Приехал я, с пересадкой на лошадях, к Перекопскому валу Был вечер. Я посетил штаб Корниловской дивизии, командиром которой был высокий отчаянный молодой генерал Туркул. Походил по избам близлежащей деревушки (имя ее позабыл), разговаривал с солдатами, а особенно с офицерами. И сразу я был поражен духом добровольцев. Да, это были действительно отчаянные герои! Да, они любили Россию и безумно складывали за нее свои буйные головы! Да, я могу представить их в так называемой психологической атаке, когда они шли церемониальным маршем, без единого выстрела, против вдесятеро сильнейшего неприятеля, который терял мужество перед бесстрашием офицеров и иногда бежал в панике от них!
И на этот раз они говорили о своей бесстрашной решимости. Один полковник, командир танка, совершенно спокойно рассказывал, что он был ранен уже четырнадцать раз, а завтра выйдет на сражение первым. И улыбался, куря. Он был почти уверен, что погибнет. Действительно, после я узнал, что в его танк попал снаряд, и он с другом сгорел в нем. И такие герои были почти везде!
Но он в этот же вечер, накануне смерти, совершенно открыто, почти цинично, насмешливо заявил мне, что ничуть не верит в Бога. Бывшие тут с ним другие офицеры нимало не смутились его заявлению, будто и они так же думали.
Я, по новости, пришел в ужас. Тогда чем же они отличаются от безбожников большевиков? Выхожу на улицу. Встречается в военной форме солдат - мальчик лет 13-14. Были и такие. С кем-то отчаянно грубо разговаривает. И я слышу, как он самой площадной матерной бранью ругает и Бога, и Божию Матерь, и всех святых! Я ушам своим не верю. Добровольцы, белые - и такое богохульство! Боже, неужели прав Рябушинский? "Мы белые большевики, мы погибаем!"
Хожу дальше. Слышу почти анекдот, но так запомнилось. Одна женщина потеряла корову и пожаловалась начальству. Искали ее и не нашли. Оказалось, ее спрятали не то в чулан, не то даже в ванную комнату! Потом зарезали. Я и сам сейчас не верю этой басне, но вот рассказывали же такое...

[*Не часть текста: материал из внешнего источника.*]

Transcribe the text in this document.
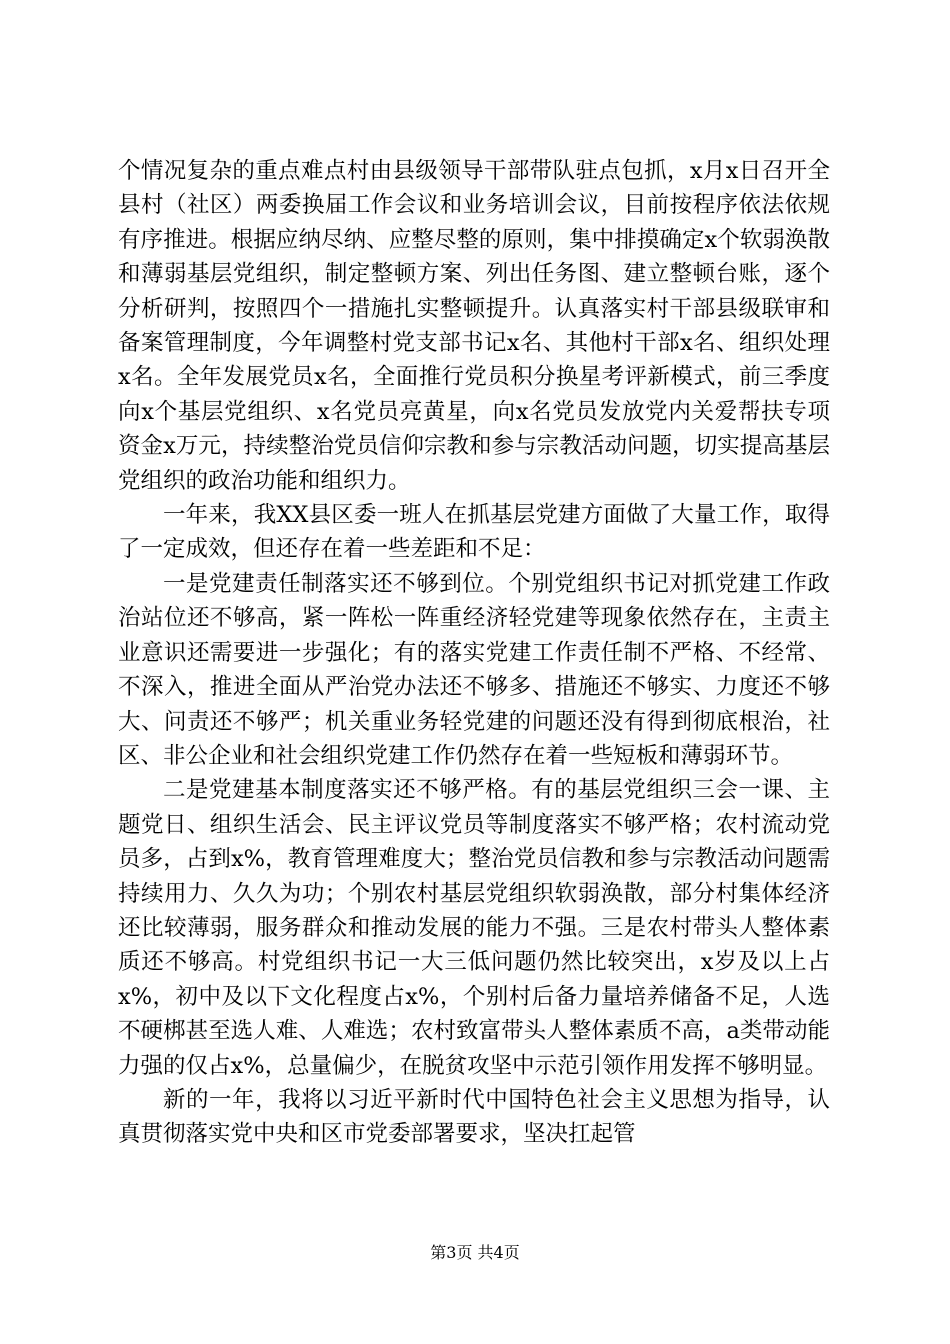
个情况复杂的重点难点村由县级领导干部带队驻点包抓，x月x日召开全县村（社区）两委换届工作会议和业务培训会议，目前按程序依法依规有序推进。根据应纳尽纳、应整尽整的原则，集中排摸确定x个软弱涣散和薄弱基层党组织，制定整顿方案、列出任务图、建立整顿台账，逐个分析研判，按照四个一措施扎实整顿提升。认真落实村干部县级联审和备案管理制度，今年调整村党支部书记x名、其他村干部x名、组织处理x名。全年发展党员x名，全面推行党员积分换星考评新模式，前三季度向x个基层党组织、x名党员亮黄星，向x名党员发放党内关爱帮扶专项资金x万元，持续整治党员信仰宗教和参与宗教活动问题，切实提高基层党组织的政治功能和组织力。

一年来，我XX县区委一班人在抓基层党建方面做了大量工作，取得了一定成效，但还存在着一些差距和不足：

一是党建责任制落实还不够到位。个别党组织书记对抓党建工作政治站位还不够高，紧一阵松一阵重经济轻党建等现象依然存在，主责主业意识还需要进一步强化；有的落实党建工作责任制不严格、不经常、不深入，推进全面从严治党办法还不够多、措施还不够实、力度还不够大、问责还不够严；机关重业务轻党建的问题还没有得到彻底根治，社区、非公企业和社会组织党建工作仍然存在着一些短板和薄弱环节。

二是党建基本制度落实还不够严格。有的基层党组织三会一课、主题党日、组织生活会、民主评议党员等制度落实不够严格；农村流动党员多，占到x%，教育管理难度大；整治党员信教和参与宗教活动问题需持续用力、久久为功；个别农村基层党组织软弱涣散，部分村集体经济还比较薄弱，服务群众和推动发展的能力不强。三是农村带头人整体素质还不够高。村党组织书记一大三低问题仍然比较突出，x岁及以上占x%，初中及以下文化程度占x%，个别村后备力量培养储备不足，人选不硬梆甚至选人难、人难选；农村致富带头人整体素质不高，a类带动能力强的仅占x%，总量偏少，在脱贫攻坚中示范引领作用发挥不够明显。

新的一年，我将以习近平新时代中国特色社会主义思想为指导，认真贯彻落实党中央和区市党委部署要求，坚决扛起管

第3页 共4页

После, когда наша армия заняла северную часть Таврической губернии, я невдалеке от фронта, под прекрасным зеленым бугорком сидел с одним весьма благочестивым офицером с чистой бородкой золотистого цвета. Мы, конечно, говорили о том, что же будет?

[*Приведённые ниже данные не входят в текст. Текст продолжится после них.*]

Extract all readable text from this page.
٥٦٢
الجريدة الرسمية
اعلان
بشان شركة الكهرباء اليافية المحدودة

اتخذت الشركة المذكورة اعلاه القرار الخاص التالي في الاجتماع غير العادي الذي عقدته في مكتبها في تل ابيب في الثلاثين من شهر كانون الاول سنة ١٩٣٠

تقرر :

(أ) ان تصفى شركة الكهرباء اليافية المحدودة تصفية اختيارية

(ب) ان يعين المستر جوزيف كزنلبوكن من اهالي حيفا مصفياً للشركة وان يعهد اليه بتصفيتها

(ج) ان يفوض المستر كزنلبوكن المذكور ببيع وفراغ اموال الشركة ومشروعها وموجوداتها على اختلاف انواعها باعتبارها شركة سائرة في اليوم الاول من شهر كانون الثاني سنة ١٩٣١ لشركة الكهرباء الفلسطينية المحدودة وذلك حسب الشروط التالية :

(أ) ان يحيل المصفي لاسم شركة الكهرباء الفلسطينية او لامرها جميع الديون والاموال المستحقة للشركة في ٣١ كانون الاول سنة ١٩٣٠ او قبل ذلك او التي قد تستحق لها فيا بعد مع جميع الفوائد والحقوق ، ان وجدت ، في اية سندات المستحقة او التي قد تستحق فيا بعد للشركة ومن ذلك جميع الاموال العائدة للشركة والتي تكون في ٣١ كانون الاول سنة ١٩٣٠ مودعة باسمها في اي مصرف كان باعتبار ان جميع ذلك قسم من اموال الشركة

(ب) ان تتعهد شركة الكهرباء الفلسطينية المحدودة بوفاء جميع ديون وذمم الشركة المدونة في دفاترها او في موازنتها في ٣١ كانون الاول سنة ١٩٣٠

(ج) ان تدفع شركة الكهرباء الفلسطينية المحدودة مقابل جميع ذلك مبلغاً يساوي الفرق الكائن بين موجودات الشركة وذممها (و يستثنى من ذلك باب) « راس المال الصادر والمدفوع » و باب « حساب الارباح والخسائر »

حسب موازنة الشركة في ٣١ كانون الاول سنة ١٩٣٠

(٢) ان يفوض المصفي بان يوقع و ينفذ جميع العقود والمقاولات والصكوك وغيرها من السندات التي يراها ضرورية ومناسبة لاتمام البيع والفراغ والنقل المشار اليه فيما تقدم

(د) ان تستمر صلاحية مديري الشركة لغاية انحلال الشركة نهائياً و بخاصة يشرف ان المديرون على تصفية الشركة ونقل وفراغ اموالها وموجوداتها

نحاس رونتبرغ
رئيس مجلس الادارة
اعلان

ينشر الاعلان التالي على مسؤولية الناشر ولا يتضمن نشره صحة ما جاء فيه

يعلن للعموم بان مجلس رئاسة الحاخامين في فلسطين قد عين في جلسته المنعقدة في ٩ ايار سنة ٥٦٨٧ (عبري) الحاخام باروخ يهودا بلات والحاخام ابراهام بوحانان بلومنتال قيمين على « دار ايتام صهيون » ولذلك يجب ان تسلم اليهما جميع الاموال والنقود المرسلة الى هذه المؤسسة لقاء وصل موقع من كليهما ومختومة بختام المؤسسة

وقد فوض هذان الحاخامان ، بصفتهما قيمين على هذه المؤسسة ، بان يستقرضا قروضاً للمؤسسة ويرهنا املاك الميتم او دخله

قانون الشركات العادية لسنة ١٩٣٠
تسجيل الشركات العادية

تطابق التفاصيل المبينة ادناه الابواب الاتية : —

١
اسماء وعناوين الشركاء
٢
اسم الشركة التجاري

И вдруг он сказал такую фразу, я запомнил ее точно; "Где же нам, маленьким бесенятам, победить больших бесов - большевиков?"

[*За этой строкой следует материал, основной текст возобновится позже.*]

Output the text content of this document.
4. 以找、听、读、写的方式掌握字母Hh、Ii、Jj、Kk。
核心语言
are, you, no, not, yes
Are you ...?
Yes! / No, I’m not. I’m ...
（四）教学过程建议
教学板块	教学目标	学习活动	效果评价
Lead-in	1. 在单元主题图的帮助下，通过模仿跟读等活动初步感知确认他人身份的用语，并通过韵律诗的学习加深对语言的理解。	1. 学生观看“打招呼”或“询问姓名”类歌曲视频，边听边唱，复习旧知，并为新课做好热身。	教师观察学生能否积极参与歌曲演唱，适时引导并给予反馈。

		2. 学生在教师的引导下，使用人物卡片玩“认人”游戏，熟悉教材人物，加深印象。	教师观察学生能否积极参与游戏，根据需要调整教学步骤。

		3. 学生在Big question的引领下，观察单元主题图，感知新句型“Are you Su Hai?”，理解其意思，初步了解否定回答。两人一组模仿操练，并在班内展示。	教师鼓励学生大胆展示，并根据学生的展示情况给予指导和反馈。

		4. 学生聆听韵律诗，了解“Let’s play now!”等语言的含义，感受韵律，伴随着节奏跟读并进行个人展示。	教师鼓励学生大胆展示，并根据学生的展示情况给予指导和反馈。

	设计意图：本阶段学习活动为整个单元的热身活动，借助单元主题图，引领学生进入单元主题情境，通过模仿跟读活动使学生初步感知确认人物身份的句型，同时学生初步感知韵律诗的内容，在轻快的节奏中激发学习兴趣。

И это сказано было не для красного словца, а спокойно, с глазу на глаз.
Сам Врангель в приказах твердил, что "святое дело нужно делать чистыми руками". Значит, была же нечисть!
Везде матерная брань висела в воздухе. Несколько позже я обратился к главнокомандующему с настойчивой просьбой принять решительные меры против этой разлагающей гнусности.
- Хорошо! Заготовьте об этом приказ по армии от моего имени.
Я поручил написать проект моему помощнику по флоту, протоирею о. Г. Спасскому, человеку талантливому и давно знавшему военную среду. Приказ был написан сильно и коротко. Последние две строчки приблизительно говорили: "И пусть старшие показывают добрый пример младшим в решительном искоренении этого ужасного обычая!"
Понес его генералу. Прочитал, согласился.
- Только вот, - говорит, - не лучше ли выпустить последние строчки?
- Почему? - возражаю, - ведь это же правда, что и они ругаются похабно?
- Да! Но неудобно в приказе говорить это о командирах, подорвется дисциплина.
- Хорошо, выпустите.
Он зачеркнул эти строки. Осталось ему отдать в печать и распространить по армии. Жду неделю, другую. Нет моего приказа. Иду к председателю совета министров А.В. Кривошеину.
- В чем дело? Почему нет приказа против матерщины?
- Провалили наш проект,
- Как провалили? Кто?
- Генералы! - был короткий ответ его.
У меня даже захолодело в душе. Генералы говорили, будто бы без этой приправы не так хорошо слушают солдаты их приказания. Да и привычка въелась глубоко в сердце и речь. Одним словом, провалили. И будь же тому, что вскорости после этого, не знаю как, по радио, что ли, дошли до нас слухи, будто Троцкий издал строжайший приказ по Советской армии - вывести беспощадно матерщину!